China☆狼群 提交于 2019-11-28 03:01:56

Let's start with the terms. Remember that the output of the convolutional layer is a 4-rank tensor [B, H, W, C], where B is the batch size, (H, W) is the feature map size, C is the number of channels. An index (x, y) where 0 <= x < H and 0 <= y < W is a spatial location.

Usual batchnorm

Now, here's how the batchnorm is applied in a usual way (in pseudo-code):

# t is the incoming tensor of shape [B, H, W, C]
# mean and stddev are computed along 0 axis and have shape [H, W, C]
mean = mean(t, axis=0)
stddev = stddev(t, axis=0)
for i in 0..B-1:
  out[i,:,:,:] = norm(t[i,:,:,:], mean, stddev)

Basically, it computes H*W*C means and H*W*C standard deviations across B elements. You may notice that different elements at different spatial locations have their own mean and variance and gather only B values.

Batchnorm in conv layer

This way is totally possible. But the convolutional layer has a special property: filter weights are shared across the input image (you can read it in detail in this post). That's why it's reasonable to normalize the output in the same way, so that each output value takes the mean and variance of B*H*W values, at different locations.

Here's how the code looks like in this case (again pseudo-code):

# t is still the incoming tensor of shape [B, H, W, C]
# but mean and stddev are computed along (0, 1, 2) axes and have just [C] shape
mean = mean(t, axis=(0, 1, 2))
stddev = stddev(t, axis=(0, 1, 2))
for i in 0..B-1, x in 0..H-1, y in 0..W-1:
  out[i,x,y,:] = norm(t[i,x,y,:], mean, stddev)

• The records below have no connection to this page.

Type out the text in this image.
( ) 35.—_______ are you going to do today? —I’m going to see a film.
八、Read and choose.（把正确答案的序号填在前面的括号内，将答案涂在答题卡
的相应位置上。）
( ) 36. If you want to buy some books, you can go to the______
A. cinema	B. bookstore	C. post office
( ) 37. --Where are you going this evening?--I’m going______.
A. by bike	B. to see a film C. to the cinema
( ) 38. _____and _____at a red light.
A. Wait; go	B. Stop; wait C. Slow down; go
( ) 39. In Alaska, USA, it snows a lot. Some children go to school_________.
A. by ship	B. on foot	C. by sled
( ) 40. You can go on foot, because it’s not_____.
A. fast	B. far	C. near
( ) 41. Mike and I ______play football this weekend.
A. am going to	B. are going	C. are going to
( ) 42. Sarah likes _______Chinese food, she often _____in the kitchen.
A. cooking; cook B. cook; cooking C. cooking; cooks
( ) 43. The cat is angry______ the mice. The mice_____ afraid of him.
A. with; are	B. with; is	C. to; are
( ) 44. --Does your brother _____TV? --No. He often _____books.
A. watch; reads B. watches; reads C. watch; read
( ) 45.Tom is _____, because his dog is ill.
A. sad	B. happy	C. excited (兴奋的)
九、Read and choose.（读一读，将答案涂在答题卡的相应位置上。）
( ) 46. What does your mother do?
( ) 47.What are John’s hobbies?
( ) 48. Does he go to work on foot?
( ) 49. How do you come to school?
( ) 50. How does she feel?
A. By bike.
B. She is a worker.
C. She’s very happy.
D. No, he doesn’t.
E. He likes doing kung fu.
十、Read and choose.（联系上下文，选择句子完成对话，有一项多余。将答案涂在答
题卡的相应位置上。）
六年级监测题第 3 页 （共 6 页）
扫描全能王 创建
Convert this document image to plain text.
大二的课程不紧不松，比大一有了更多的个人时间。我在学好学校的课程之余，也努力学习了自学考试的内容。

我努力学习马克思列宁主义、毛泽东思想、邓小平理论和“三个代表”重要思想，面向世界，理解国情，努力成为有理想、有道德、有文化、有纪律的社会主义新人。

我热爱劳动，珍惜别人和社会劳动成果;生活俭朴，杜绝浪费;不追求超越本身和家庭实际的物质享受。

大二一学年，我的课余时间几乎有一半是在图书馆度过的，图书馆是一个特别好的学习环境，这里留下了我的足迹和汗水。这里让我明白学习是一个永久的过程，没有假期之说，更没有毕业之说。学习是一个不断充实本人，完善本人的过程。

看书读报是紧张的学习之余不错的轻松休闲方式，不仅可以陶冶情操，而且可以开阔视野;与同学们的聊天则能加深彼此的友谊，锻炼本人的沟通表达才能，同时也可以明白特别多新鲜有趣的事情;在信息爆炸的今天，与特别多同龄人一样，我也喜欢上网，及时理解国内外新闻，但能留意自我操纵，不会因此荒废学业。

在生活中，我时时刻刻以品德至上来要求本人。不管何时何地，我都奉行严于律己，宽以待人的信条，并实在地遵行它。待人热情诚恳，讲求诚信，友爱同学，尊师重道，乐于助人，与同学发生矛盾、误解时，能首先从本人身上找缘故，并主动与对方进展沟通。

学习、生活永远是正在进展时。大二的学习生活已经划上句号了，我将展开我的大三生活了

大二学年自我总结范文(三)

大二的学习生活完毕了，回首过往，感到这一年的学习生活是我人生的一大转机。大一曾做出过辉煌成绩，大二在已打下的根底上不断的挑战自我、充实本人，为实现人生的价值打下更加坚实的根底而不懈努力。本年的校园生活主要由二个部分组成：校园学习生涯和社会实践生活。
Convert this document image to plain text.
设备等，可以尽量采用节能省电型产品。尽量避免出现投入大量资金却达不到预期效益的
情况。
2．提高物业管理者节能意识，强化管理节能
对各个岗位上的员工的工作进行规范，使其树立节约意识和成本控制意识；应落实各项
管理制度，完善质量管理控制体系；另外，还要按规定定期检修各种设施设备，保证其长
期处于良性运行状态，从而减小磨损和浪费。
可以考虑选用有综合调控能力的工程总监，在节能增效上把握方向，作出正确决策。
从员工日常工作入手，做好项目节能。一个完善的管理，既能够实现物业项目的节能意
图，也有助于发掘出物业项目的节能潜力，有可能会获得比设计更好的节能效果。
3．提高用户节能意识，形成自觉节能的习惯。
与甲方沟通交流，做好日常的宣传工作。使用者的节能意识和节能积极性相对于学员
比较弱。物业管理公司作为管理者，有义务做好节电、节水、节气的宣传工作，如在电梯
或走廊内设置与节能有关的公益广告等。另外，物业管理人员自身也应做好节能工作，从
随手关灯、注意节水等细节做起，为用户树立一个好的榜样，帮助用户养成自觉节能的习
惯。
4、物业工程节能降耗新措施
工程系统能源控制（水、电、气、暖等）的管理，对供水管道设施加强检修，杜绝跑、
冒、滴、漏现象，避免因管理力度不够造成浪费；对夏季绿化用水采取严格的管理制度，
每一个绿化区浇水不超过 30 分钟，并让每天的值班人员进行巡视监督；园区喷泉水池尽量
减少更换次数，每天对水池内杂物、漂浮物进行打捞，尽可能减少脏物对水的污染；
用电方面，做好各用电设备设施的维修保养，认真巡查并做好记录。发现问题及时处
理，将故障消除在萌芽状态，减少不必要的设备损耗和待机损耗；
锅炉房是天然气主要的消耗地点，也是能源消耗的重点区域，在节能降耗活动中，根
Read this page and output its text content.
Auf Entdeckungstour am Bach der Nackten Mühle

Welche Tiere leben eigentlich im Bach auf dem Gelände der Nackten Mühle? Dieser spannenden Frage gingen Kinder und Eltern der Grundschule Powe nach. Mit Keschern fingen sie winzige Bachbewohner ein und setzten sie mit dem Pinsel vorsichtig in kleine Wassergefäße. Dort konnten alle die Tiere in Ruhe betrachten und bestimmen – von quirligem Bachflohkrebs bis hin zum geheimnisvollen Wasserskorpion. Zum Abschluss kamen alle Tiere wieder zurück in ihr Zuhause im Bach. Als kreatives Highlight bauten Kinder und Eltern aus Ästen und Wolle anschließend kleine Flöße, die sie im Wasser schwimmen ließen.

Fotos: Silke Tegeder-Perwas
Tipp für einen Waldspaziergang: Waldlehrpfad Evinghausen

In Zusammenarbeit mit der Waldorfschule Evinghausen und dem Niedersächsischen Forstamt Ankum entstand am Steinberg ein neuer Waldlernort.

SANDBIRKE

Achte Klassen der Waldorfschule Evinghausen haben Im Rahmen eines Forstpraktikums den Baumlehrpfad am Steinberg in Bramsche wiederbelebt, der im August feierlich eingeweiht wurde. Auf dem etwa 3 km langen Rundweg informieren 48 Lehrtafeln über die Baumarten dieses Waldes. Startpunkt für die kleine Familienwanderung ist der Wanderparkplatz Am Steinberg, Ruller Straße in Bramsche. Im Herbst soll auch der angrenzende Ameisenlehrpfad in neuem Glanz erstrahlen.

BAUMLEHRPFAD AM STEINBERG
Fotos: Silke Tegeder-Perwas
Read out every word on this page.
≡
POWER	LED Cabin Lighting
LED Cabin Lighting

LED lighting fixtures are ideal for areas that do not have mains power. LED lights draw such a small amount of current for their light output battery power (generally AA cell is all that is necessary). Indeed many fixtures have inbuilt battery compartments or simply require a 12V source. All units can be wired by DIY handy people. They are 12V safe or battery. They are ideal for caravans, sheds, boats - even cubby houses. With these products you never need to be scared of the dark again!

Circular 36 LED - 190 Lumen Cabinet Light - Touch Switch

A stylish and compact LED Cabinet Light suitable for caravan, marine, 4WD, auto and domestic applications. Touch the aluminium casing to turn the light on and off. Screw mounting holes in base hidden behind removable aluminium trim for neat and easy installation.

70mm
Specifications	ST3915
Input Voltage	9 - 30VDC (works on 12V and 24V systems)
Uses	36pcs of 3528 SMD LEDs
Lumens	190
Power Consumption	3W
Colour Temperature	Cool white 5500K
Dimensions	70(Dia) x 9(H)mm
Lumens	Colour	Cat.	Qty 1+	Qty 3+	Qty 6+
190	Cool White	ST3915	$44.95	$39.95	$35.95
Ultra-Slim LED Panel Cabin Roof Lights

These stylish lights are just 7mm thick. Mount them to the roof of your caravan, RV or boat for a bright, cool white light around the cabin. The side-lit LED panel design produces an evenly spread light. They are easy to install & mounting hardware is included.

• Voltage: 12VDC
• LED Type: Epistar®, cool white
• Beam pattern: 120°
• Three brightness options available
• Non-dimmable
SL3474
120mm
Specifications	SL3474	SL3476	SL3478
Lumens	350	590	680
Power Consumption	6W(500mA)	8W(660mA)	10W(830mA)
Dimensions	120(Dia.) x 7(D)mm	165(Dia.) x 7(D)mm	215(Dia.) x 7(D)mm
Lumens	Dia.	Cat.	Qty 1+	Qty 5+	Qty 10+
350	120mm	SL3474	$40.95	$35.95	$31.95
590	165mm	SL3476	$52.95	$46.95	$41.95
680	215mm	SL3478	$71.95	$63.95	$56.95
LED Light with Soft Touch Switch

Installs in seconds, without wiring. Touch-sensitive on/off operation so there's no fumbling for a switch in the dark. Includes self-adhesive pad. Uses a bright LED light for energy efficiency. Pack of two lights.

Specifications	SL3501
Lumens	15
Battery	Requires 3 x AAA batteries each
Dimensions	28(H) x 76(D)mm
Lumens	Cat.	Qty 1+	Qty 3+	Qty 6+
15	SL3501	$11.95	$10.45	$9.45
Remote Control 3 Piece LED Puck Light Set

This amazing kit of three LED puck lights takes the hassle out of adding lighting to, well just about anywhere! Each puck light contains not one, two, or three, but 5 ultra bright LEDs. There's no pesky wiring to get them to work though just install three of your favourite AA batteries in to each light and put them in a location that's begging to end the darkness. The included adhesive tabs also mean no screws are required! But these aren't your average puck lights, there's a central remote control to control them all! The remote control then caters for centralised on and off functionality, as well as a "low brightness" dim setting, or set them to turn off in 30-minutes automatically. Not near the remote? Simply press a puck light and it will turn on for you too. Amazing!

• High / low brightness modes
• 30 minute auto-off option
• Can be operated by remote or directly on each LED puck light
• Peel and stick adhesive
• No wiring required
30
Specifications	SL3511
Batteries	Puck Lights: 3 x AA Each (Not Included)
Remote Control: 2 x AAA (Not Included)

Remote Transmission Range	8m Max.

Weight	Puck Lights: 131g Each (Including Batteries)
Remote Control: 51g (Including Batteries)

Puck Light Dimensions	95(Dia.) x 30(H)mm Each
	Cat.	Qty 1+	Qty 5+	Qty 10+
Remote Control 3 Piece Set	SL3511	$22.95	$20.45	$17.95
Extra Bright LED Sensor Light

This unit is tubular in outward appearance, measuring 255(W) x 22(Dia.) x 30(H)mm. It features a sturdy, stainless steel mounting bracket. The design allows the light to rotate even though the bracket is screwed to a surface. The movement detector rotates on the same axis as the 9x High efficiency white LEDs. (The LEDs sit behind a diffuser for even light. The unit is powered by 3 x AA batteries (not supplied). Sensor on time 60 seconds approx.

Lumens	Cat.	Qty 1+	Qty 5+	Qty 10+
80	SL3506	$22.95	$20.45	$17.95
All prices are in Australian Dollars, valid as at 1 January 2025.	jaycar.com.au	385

In total, there are only C means and standard deviations and each one of them is computed over B*H*W values. That's what they mean when they say "effective mini-batch": the difference between the two is only in axis selection (or equivalently "mini-batch selection").

I'm only 70% sure of what I say, so if it does not make sense, please edit or mention it before downvoting.

About location or spatial location: they mean the position of pixels in an image or feature map. A feature map is comparable to a sparse modified version of image where concepts are represented.

About so that different elements of the same feature map, at different locations, are normalized in the same way: some normalisation algorithms are local, so they are dependent of their close surrounding (location) and not the things far apart in the image. They probably mean that every pixel, regardless of their location, is treated just like the element of a set, independently of it's direct special surrounding.

About In Alg. 1, we let B be the set of all values in a feature map across both the elements of a mini-batch and spatial locations: They get a flat list of every values of every training example in the minibatch, and this list combines things whatever their location is on the feature map.